Another ĥadīth reports Abū Bakr as saying: “I was with the Prophet when a verse was revealed stating: ‘He who does evil shall be requited for it, and shall find none to protect him from God, and none to bring him support.’ The Prophet said to me, ‘Shall I teach you a verse that has been revealed to me.’ I requested him to teach it to me. I had never experienced terrible pain in my back until I had reflected on it. The Prophet said, ‘What is wrong with you, Abū Bakr?’ I said: ‘Who of us has not done bad deeds? Are we to be requited for every bad deed we perpetrate?’ God’s Messenger said: As for you, Abū Bakr, and your friends, the believers, you will be requited for all that in the life of this world, so that you will have no sin recorded against you when you meet God.

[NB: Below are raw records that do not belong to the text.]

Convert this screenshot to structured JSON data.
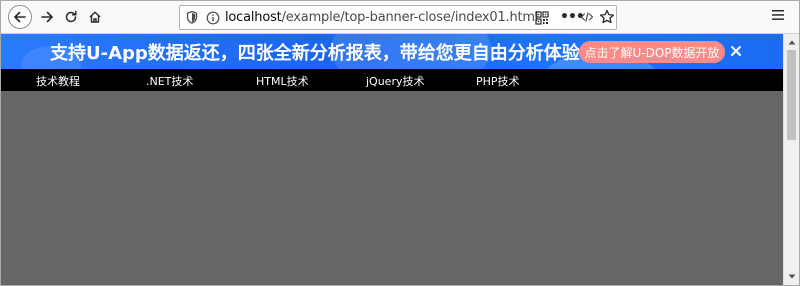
{
  "browser": {
    "url_host": "localhost",
    "url_path": "/example/top-banner-close/index01.html",
    "icons": [
      "back-icon",
      "forward-icon",
      "reload-icon",
      "home-icon",
      "shield-icon",
      "info-icon",
      "qr-code-icon",
      "more-icon",
      "reader-icon",
      "star-icon",
      "menu-icon"
    ],
    "more_label": "•••"
  },
  "banner": {
    "text": "支持U-App数据返还，四张全新分析报表，带给您更自由分析体验！",
    "cta_label": "点击了解U-DOP数据开放",
    "close_label": "✕"
  },
  "nav": {
    "items": [
      "技术教程",
      ".NET技术",
      "HTML技术",
      "jQuery技术",
      "PHP技术"
    ]
  },
  "colors": {
    "banner_bg": "#1a64f0",
    "cta_bg": "#ff8a8a",
    "nav_bg": "#000000",
    "page_bg": "#666666"
  }
}
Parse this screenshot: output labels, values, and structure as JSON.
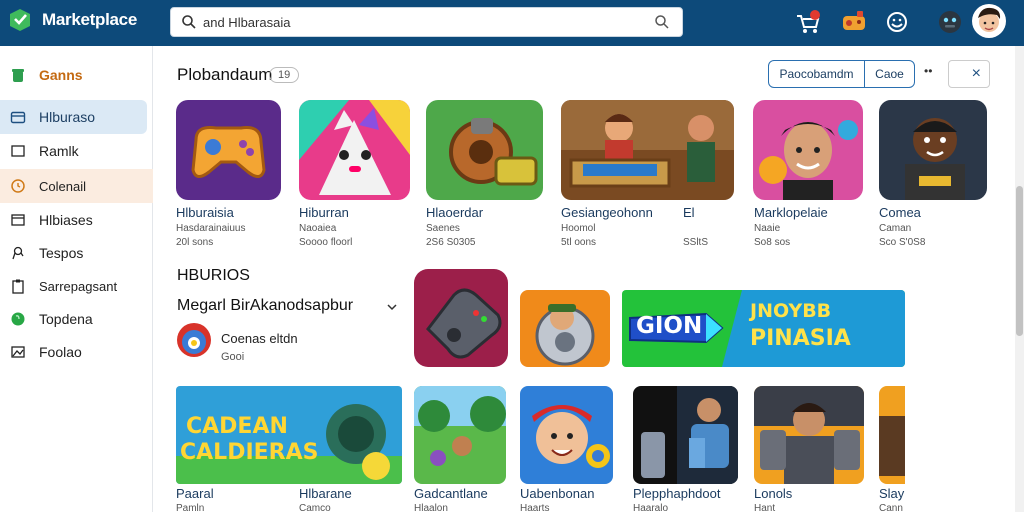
{
  "header": {
    "brand": "Marketplace",
    "search_value": "and Hlbarasaia"
  },
  "sidebar": {
    "items": [
      {
        "label": "Ganns",
        "icon": "trash-icon"
      },
      {
        "label": "Hlburaso",
        "icon": "folder-icon"
      },
      {
        "label": "Ramlk",
        "icon": "square-icon"
      },
      {
        "label": "Colenail",
        "icon": "clock-icon"
      },
      {
        "label": "Hlbiases",
        "icon": "window-icon"
      },
      {
        "label": "Tespos",
        "icon": "pin-icon"
      },
      {
        "label": "Sarrepagsant",
        "icon": "clipboard-icon"
      },
      {
        "label": "Topdena",
        "icon": "circle-icon"
      },
      {
        "label": "Foolao",
        "icon": "image-icon"
      }
    ]
  },
  "section1": {
    "title": "Plobandaum",
    "count": "19",
    "btn_primary": "Paocobamdm",
    "btn_secondary": "Caoe",
    "more": "••",
    "close": "×",
    "games": [
      {
        "name": "Hlburaisia",
        "sub": "Hasdarainaiuus",
        "meta": "20l sons"
      },
      {
        "name": "Hiburran",
        "sub": "Naoaiea",
        "meta": "Soooo floorl"
      },
      {
        "name": "Hlaoerdar",
        "sub": "Saenes",
        "meta": "2S6 S0305"
      },
      {
        "name": "Gesiangeohonn",
        "sub": "Hoomol",
        "meta": "5tl oons"
      },
      {
        "name": "El",
        "sub": "",
        "meta": "SSltS"
      },
      {
        "name": "Marklopelaie",
        "sub": "Naaie",
        "meta": "So8 sos"
      },
      {
        "name": "Comea",
        "sub": "Caman",
        "meta": "Sco S'0S8"
      }
    ]
  },
  "section2": {
    "title": "HBURIOS",
    "dropdown": "Megarl BirAkanodsapbur",
    "item_title": "Coenas eltdn",
    "item_sub": "Gooi",
    "banner_left": "GION",
    "banner_right_1": "JNOYBB",
    "banner_right_2": "PINASIA"
  },
  "section3": {
    "card1_line1": "CADEAN",
    "card1_line2": "CALDIERAS",
    "games": [
      {
        "name": "Paaral",
        "sub": "Pamln"
      },
      {
        "name": "Hlbarane",
        "sub": "Camco"
      },
      {
        "name": "Gadcantlane",
        "sub": "Hlaalon"
      },
      {
        "name": "Uabenbonan",
        "sub": "Haarts"
      },
      {
        "name": "Plepphaphdoot",
        "sub": "Haaralo"
      },
      {
        "name": "Lonols",
        "sub": "Hant"
      },
      {
        "name": "Slay",
        "sub": "Cann"
      }
    ]
  },
  "colors": {
    "topbar": "#0d4a7a",
    "active_item": "#dbe9f5",
    "accent": "#2a6fb0"
  }
}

As for the others, their deeds will be put together so that they will be requited for such deeds on the Day of Judgement.” (Related by al-Tirmidhī.)
 
`Ā’ishah, the Prophet’s wife, reports: “I said, `Messenger of God, I know the hardest verse in the Qur’ān.’ When he asked me to name it, I said, ‘He who does evil shall be requited for it.’ He replied: `That refers to what a believer suffers in this world, even every adverse experience.’” (Related by al-Ţabarī.)
 
Abū Hurayrah states: “When the verse, ‘He who does evil shall be requited for it,’ was revealed, the Muslims felt it too hard. God’s Messenger said to them: `Take it easy and do your best. Whatever happens to a Muslim counts as requital, even a thorn pricking his skin or an adverse experience. — (Related by Muslim, al-Tirmidhī and al-Nasā’ī.]

 
At any rate, this was one part of the process of developing a proper and accurate concept of the rule of action and reward in Islam. It was of paramount importance in making such a concept perfectly accurate and in helping to set believers’ practices on the right way. The verse shook them because they took all matters related to their faith very seriously. They realised that whatever God promises will come true, both in this life and in the life to come.